Ryan Mack, at Content to Commerce, attempts to address what he calls “the real reason behind its [social media’s] rapid growth.” Let me be fair before I get critical, Mack positions this at the outset as the turn of a casual discussion. And perhaps it was. The post, though, attempts to bring in the voice of authority and so opens itself to some dissection.
Where Mack ultimately heads with this post is to suggest that the growth lies in basic human needs. And to define those needs he drags out two big names: Abraham Maslow and Manfred Max Neef. And here’s where the trouble starts.
Maslow, a psychologist, is famous for his hierarchy of needs, Max Neef, an economist, for his work in the human development model. But remember what Mack said started the discussion: wondering what has driven the rapid growth of social media. That’s a mass phenomenon. So the more proper referents would, I’d argue, come from sociology or social psychology.
I can hear the counterargument already: the mass is composed of the individual so you need to understand what is going on at that level. Well, no. This is a faulty analogy to hard science where what happens at the atomic level radiates up through more complex structures and systems. In the social realm group dynamics and social structure serve to constrain and direct behavior. To explain social phenomena without incorporating these very real restraints is, I think, to miss the boat.
What Mack suggests is this: we have an observed phenomena–the growth of social media. We have fundamental human needs rooted in individual psychology. Social media fulfill those needs. Ergo the growth of social media is a direct result of addressing fundamental human needs.

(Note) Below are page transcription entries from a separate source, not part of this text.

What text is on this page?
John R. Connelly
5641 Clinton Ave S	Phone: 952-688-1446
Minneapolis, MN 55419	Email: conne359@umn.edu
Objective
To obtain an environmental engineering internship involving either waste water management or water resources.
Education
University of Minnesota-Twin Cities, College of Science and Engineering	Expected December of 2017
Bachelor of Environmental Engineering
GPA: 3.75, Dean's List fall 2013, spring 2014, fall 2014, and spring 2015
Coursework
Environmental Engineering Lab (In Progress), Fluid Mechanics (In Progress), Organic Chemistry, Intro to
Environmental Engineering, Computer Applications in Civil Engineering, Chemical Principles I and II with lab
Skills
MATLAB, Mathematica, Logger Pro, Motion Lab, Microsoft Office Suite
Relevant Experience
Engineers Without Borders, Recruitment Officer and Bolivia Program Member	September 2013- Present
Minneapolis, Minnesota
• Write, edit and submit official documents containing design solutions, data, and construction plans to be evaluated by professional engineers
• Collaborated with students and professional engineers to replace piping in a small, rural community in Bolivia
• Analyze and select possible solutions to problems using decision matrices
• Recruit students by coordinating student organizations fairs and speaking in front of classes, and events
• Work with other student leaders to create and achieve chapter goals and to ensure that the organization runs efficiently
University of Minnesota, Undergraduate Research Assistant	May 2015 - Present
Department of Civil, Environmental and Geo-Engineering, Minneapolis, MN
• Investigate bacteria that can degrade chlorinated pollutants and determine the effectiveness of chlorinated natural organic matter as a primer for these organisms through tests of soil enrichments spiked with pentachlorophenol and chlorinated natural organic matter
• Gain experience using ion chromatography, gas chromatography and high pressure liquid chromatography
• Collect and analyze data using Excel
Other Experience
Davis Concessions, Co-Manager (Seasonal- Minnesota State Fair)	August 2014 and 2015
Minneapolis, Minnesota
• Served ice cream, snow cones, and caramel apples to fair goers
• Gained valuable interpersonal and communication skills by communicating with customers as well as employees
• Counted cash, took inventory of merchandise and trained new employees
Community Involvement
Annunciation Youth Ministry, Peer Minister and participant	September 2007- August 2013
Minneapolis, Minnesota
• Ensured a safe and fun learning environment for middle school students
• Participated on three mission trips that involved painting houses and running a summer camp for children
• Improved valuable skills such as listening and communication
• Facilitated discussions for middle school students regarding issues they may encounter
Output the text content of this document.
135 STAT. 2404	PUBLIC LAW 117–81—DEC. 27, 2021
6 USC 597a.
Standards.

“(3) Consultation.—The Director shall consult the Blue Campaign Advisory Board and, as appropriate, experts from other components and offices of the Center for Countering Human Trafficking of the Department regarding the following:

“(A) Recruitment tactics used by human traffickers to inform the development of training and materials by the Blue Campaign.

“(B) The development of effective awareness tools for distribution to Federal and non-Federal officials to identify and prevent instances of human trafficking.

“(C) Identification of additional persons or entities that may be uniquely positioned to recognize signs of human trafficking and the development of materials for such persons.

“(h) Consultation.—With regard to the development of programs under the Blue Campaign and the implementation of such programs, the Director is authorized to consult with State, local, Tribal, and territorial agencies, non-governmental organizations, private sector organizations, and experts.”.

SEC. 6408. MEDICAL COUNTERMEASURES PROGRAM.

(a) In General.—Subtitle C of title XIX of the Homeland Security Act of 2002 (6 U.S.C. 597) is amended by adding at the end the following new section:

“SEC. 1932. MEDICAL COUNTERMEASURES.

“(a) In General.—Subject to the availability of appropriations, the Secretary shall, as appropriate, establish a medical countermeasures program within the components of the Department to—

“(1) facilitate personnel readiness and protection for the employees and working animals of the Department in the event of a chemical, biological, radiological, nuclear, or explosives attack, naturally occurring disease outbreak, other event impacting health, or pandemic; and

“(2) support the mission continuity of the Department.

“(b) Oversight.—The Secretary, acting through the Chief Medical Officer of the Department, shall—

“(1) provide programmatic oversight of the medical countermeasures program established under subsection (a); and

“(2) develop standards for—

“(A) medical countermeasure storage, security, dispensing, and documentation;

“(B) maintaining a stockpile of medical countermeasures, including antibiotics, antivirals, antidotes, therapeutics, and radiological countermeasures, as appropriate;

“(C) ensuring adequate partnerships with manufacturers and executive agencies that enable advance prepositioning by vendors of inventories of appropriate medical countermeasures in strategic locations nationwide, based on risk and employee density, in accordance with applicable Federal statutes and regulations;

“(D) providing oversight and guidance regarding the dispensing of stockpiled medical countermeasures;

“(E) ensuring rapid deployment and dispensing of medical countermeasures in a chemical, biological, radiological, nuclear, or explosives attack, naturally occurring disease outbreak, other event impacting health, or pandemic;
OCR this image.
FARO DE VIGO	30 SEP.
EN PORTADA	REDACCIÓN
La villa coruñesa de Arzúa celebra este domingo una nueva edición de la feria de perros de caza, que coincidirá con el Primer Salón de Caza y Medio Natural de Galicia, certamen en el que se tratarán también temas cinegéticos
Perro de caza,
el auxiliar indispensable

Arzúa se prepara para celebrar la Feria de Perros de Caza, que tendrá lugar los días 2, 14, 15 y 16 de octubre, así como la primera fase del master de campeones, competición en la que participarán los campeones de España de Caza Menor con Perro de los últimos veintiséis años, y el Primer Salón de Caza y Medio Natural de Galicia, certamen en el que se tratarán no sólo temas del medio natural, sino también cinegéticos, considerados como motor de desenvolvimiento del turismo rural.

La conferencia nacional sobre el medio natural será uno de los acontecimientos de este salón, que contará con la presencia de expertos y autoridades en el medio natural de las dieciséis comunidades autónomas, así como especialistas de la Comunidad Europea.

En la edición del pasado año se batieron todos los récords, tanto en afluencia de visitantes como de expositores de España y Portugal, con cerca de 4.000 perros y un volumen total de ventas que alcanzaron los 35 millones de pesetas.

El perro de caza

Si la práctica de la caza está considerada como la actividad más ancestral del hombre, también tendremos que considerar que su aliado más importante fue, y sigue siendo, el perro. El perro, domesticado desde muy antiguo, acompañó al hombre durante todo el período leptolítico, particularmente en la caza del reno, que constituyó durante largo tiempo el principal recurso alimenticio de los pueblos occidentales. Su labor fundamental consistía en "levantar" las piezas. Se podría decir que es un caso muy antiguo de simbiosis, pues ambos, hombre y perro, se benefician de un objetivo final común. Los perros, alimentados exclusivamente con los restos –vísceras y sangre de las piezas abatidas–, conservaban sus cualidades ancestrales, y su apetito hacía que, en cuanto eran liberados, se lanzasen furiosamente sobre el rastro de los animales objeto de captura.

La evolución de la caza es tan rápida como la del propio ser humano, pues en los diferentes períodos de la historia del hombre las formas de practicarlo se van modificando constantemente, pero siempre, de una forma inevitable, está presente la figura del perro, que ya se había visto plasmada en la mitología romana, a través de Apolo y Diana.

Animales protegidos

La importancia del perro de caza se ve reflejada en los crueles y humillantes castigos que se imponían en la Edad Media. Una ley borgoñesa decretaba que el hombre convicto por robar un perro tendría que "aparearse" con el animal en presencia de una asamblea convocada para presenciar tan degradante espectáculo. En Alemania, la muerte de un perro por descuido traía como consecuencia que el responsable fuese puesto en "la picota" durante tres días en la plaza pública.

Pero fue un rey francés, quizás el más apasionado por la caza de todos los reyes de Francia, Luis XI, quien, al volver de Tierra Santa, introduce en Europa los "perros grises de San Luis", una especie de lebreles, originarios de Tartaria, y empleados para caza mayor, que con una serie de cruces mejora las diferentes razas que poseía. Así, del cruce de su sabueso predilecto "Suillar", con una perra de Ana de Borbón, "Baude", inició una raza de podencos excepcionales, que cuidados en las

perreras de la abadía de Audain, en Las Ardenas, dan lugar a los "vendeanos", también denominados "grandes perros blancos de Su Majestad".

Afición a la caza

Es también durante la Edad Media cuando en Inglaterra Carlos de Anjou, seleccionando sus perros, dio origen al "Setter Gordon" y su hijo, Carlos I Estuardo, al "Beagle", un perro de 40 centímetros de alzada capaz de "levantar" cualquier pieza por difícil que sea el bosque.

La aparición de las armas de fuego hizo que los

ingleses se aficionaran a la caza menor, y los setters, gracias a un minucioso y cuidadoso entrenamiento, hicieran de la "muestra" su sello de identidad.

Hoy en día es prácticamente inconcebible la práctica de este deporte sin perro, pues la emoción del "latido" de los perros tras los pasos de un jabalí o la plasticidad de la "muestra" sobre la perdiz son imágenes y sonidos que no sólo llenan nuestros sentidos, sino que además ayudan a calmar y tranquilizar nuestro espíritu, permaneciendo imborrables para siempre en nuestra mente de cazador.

The problem is that the argument is built on a logical fallacy–the fallacy of composition. The structure of such an argument is that what is true for the individual case is true for the whole. So the individual has fundamental needs, therefore the group does and that provides the explanatory power of the growth of social media.
Let’s take another case of a mass social phenomenon: the acceptance of totalitarianism in the interwar years. Applying Mack’s logic, you must conclude that the populations of Spain, Italy, Japan and Germany all suffered from the same root-level insecurities and fears that only a dictatorship could address in a way that satisfied those needs. You’d be on safer ground speculating about the mental illness of Mussolini, Hitler and Tojo.
While the overall argument is unsound the structure is also wobbly. The technical term for trotting out the names of experts is the appeal to authority. Experts are not always right even in their area of expertise so quoting them to support your point absent data is a rhetorical trick demonstrating memory rather than understanding.
There are several arguments to be made about social media all of which need to be researched further. Here’s just one: there is a large body of literature going back to Durkheim and most recently including work by Arlie Russel Hochschild, Barbara Ehrenreich, Christopher Lasch and others that talks about alienation. Perhaps, as the song says, social media are a tool that helps us “crack the shell and mix with the others.” Knowing that is going to require real work, not just flipping through note from Psych 101.